Traditional big-vehicle mass transit running in narrow corridors (like BART) does not serve well the majority of Silicon Valley residents. Simply put, San Jose does not have the housing density to support traditional transit.

"Without high patronage, new rail investments incur large deficits and fail to deliver promised environmental and social benefits. A system with few passengers and a high price tag is, by most accounting, a poor investment economically, environmentally, and socially. ... Without density, high-capacity transit [like BART and LRT] tends to attract too few trips to offset the high price tag. ... [For example, because] of its low ridership, San Jose light rail has among the highest costs per passenger-mile despite low investment costs per route-mile. ... " (Transit and the "D" Word.)
Attaining the required level of housing density for cost-effective mass transit is impractical. However, attaining the required level of transit demand for cost-effective personal transit is possible.

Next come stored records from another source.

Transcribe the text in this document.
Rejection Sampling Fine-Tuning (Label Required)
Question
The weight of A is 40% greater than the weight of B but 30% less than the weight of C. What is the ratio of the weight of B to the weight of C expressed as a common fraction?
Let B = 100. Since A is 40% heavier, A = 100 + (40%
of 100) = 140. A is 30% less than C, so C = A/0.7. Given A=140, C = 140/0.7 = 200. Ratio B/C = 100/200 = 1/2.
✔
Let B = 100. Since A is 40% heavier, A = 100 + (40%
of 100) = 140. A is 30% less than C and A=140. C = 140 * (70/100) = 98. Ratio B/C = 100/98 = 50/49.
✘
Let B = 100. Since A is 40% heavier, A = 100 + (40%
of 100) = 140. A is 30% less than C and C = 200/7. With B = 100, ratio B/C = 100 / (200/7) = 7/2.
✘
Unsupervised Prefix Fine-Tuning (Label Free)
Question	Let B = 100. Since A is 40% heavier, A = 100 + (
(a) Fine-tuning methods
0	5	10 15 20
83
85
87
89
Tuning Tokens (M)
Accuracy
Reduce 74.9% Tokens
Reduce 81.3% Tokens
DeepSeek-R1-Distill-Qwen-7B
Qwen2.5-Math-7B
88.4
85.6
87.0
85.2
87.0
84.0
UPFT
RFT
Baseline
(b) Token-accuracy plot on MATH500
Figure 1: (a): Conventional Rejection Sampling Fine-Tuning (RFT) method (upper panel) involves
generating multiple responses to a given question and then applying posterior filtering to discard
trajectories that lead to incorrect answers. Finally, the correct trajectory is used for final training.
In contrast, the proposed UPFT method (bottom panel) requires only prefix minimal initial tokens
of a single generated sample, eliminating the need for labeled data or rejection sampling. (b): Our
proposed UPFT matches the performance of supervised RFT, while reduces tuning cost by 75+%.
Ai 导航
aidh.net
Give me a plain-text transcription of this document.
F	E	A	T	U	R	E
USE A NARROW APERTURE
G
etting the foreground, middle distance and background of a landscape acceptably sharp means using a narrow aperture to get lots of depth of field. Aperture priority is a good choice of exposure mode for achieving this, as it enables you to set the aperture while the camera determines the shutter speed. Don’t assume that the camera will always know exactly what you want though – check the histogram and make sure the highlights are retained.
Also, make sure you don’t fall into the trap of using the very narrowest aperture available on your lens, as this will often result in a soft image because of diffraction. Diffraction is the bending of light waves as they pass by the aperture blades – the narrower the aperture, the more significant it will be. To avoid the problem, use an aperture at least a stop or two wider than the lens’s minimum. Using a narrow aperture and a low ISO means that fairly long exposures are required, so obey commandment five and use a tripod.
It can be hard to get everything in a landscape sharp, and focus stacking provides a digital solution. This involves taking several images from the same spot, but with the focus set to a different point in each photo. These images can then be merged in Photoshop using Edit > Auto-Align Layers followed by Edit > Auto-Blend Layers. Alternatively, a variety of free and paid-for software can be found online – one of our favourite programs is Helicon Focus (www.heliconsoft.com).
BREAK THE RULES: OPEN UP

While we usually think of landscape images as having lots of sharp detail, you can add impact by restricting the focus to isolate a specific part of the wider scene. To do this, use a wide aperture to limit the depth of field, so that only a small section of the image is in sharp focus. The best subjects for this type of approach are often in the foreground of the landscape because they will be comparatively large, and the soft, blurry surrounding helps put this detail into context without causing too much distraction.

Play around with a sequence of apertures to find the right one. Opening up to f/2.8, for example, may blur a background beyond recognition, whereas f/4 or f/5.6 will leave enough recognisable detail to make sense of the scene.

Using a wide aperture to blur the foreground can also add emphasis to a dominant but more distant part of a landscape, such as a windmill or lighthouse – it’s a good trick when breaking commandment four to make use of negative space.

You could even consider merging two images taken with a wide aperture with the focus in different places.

Instead of Mass Transit, what we need is Smart Transit. Automated Transit Network (ATN) is an umbrella term that includes Personal Rapid Transit (PRT) and offers clean, quiet, responsive public transit with automated, non-stop service available 24 hours a day. In addition to these service benefits, PRT costs far less to build and operate than other public transit options. ATNs are scalable from the smallest possible 2-station loop that bridges a barrier (creek, railroad tracks or freeway), through a small campus network or feeder to a BART transit hub, up to a network that covers many square miles and connects hundreds of stations.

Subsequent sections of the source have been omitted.